Una política económica que no esté sujeta a los vaivenes electorales
Entre los defectos casi atávicos que arrastra la política española destaca la dificultad de mantener un consenso razonable y sostenido en el tiempo sobre temas fundamentales para cualquier país –como el sistema educativo o las grandes líneas de la política económica– con el fin de preservar cierta estabilidad frente a los excesos de la bronca parlamentaria, la volatilidad de los intereses electorales y la alternancia natural de los partidos en el poder. En ese contexto, algunas de las reflexiones realizadas por el vicesecretario de Economía del Partido Popular, Juan Bravo, durante la entrevista que ha concedido a este periódico constituyen un ejercicio de racionalidad y mesura poco habitual en el enrarecido ambiente que rodea el debate político en España. El encargado del programa económico de los populares considera que los beneficios extraordinarios que se están produciendo en algunos sectores empresariales deben gravarse, aunque difiera del Gobierno y se remita a Europa en la fórmula para hacerlo. También valora la subida del salario mínimo interprofesional (SMI) impulsada por el Ejecutivo, lo que no le impide destacar que España tiene un problema de baja productividad laboral y que la mejora de los salarios debería ir unida a la corrección de ese déficit, de forma que beneficie a los trabajadores, haga crecer la clase media y eleve la recaudación del Estado. En el polémico terreno de la legislación laboral, Bravo afirma que no derogaría la reforma impulsada por la ministra de Trabajo, Yolanda Díaz, aunque sí realizaría mejoras importantes en el texto.
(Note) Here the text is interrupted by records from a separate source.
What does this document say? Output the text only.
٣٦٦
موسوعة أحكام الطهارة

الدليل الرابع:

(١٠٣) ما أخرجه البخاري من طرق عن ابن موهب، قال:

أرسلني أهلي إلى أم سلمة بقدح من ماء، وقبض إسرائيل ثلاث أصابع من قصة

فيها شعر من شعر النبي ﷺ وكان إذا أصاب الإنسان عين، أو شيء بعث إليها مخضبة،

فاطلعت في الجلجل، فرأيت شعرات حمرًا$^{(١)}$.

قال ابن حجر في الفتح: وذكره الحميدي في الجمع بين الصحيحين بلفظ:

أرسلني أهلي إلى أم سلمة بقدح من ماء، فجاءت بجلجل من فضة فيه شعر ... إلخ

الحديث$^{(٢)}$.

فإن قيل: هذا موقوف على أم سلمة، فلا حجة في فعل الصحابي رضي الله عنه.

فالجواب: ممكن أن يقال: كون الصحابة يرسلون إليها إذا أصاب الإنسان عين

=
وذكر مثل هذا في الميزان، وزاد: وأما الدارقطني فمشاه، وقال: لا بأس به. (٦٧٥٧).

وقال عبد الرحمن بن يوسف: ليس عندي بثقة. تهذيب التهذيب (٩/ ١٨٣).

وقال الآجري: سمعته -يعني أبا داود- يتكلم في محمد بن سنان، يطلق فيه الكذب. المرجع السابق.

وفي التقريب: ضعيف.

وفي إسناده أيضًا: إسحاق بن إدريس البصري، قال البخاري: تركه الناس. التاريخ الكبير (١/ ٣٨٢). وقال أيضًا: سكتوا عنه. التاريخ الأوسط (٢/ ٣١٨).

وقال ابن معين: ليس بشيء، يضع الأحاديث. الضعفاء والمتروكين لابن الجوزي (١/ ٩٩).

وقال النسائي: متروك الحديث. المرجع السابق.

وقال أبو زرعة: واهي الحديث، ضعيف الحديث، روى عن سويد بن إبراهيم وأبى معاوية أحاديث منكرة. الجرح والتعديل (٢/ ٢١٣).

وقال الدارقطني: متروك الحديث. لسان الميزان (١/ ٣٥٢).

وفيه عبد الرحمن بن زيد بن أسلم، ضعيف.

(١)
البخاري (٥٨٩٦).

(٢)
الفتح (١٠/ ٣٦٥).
Una declaración de intenciones que supone romper, al menos en el discurso político y desde la oposición, con la dinámica de construcción-destrucción que ha rodeado esta materia en los últimos años, y cuyo más reciente ejemplo ha sido la propuesta para derogar la reforma de 2012, una medida radical que finalmente el Gobierno no adoptó y que sustituyó por una reforma propia.
La capacidad de modificar la regulación normativa de un país es inherente al poder Ejecutivo, pero su ejercicio no tiene por qué plasmarse en una política de borrón y cuenta nueva constante, sino que debería aspirar a respetar lo que funcione y a modificar solo aquello que no lo haga. Esta forma de gobernar, habitual en otros países, es una asignatura pendiente de la vida política española, salvo raras excepciones. Los grandes retos que afronta la economía suelen agotar la duración de una legislatura, por eso las respuestas a esos retos, cuando son correctas, deberían aspirar a mantenerse más allá de los vaivenes políticos, como medio para garantizar la seguridad jurídica, reforzar la estabilidad y consolidar el futuro del país.